= Rosie DiManno =

Canadian journalist

Rosie DiManno (born c. 1956) is a Canadian journalist who has worked at the Toronto Star since beginning her career in 1975. In 2012 the Canadian Olympic Committee honoured DiManno for covering over 10 Olympic games.

==Life and career==
DiManno was born in Toronto to Italian immigrants. She began her career as a sportswriter in 1975. DiManno has been a columnist with the Toronto Star since 1989. Though she continues to write material for the Star sports section, including game coverage of Toronto Blue Jays baseball and Toronto Maple Leafs hockey, her column is much more wide ranging, generally offering opinion and commentary on current local, national or international news stories. Because of her coverage of both sports and current affairs, it is not unusual for DiManno to generate a few thousand words of material for the Star daily.

DiManno is author of several books, including Glory Jays: Canada's World Series Champions, a 1993 book about The Toronto Blue Jays' World Series-winning season, Rosie and the Leafs, a 2000 book about the Toronto Maple Leafs, and Coach: The Pat Burns Story, a biography of National Hockey League Pat Burns.

Claire Sibonney of the Ryerson Review of Journalism described DiManno as a "provocative and unpredictable bad girl". DiManno's writing style has occasionally attracted negative attention internationally.
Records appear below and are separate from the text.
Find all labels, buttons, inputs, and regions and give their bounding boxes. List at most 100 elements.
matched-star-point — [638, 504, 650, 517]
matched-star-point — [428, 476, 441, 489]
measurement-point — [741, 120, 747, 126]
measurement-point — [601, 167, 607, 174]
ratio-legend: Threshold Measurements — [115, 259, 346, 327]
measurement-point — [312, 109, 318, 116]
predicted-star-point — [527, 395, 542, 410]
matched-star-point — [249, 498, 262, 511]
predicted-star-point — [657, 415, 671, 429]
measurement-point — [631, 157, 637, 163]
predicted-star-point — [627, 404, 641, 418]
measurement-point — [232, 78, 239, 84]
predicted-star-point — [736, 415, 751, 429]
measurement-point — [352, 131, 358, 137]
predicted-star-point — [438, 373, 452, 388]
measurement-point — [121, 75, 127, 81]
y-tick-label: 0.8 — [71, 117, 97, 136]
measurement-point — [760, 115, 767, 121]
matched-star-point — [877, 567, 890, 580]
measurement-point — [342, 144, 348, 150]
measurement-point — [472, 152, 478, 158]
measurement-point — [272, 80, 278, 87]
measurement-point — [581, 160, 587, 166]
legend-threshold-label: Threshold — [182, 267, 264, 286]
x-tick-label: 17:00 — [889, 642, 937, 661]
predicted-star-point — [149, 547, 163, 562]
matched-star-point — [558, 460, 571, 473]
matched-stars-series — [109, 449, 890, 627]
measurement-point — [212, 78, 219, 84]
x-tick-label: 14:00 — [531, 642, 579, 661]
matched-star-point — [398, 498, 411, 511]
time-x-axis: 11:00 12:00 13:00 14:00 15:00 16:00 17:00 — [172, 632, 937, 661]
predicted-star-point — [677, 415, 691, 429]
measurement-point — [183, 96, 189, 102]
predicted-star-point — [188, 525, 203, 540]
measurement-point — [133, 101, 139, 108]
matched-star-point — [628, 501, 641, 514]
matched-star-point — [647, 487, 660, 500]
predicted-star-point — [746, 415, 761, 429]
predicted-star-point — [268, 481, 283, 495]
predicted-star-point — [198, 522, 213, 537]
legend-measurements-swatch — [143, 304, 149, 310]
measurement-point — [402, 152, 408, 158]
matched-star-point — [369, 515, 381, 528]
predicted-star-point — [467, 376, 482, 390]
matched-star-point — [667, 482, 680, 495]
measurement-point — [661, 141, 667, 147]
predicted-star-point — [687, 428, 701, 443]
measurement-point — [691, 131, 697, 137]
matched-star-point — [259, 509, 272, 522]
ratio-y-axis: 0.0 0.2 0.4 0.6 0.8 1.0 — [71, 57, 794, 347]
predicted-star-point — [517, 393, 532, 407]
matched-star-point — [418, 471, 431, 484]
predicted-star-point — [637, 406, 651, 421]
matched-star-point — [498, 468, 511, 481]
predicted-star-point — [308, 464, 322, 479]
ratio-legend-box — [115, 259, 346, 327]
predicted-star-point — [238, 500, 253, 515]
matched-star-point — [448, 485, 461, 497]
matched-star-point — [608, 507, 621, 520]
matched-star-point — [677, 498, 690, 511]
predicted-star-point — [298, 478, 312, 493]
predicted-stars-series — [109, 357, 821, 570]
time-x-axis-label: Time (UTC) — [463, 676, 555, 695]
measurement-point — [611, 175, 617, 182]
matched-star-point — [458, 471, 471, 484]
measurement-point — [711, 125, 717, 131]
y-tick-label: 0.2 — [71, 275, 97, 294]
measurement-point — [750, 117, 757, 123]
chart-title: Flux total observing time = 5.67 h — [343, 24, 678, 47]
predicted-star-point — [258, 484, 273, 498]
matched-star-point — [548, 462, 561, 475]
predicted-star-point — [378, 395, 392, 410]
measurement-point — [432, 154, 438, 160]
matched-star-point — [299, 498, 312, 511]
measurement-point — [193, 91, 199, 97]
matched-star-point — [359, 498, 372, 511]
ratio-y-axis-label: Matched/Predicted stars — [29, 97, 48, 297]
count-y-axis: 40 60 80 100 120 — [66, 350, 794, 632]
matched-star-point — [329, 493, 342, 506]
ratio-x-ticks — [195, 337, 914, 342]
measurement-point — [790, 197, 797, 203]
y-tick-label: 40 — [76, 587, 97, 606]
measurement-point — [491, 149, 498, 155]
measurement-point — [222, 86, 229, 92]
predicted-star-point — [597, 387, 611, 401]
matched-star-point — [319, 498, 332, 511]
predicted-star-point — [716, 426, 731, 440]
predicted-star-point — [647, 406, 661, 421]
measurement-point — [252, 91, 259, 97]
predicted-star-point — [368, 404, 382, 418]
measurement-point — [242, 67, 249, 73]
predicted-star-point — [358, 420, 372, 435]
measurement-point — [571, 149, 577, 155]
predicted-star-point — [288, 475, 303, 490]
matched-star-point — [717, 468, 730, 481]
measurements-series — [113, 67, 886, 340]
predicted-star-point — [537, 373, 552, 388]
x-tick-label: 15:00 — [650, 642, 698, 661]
On July 13, 2016, DiManno was arrested and charged with assault by the Ontario Provincial Police's Bancroft detachment stemming from an incident near Finnegan Lake. On January 10, 2017, the assault charge was dropped, according to DiManno's lawyer.

On August 19, 2020, an internal memo was sent to Toronto Star newsroom staff regarding the creation of a new internal ombud role. The position is the first of its kind at the Toronto Star, allowing for all journalists to have a safe space to express concerns of editorial-related discrimination and bias. DiManno responded in a reply-all email that the new role was a "fucking abomination," and has since been condemned for her "hateful, racist" comments in a subsequent letter to management that was signed by more than 60 Toronto Star employees.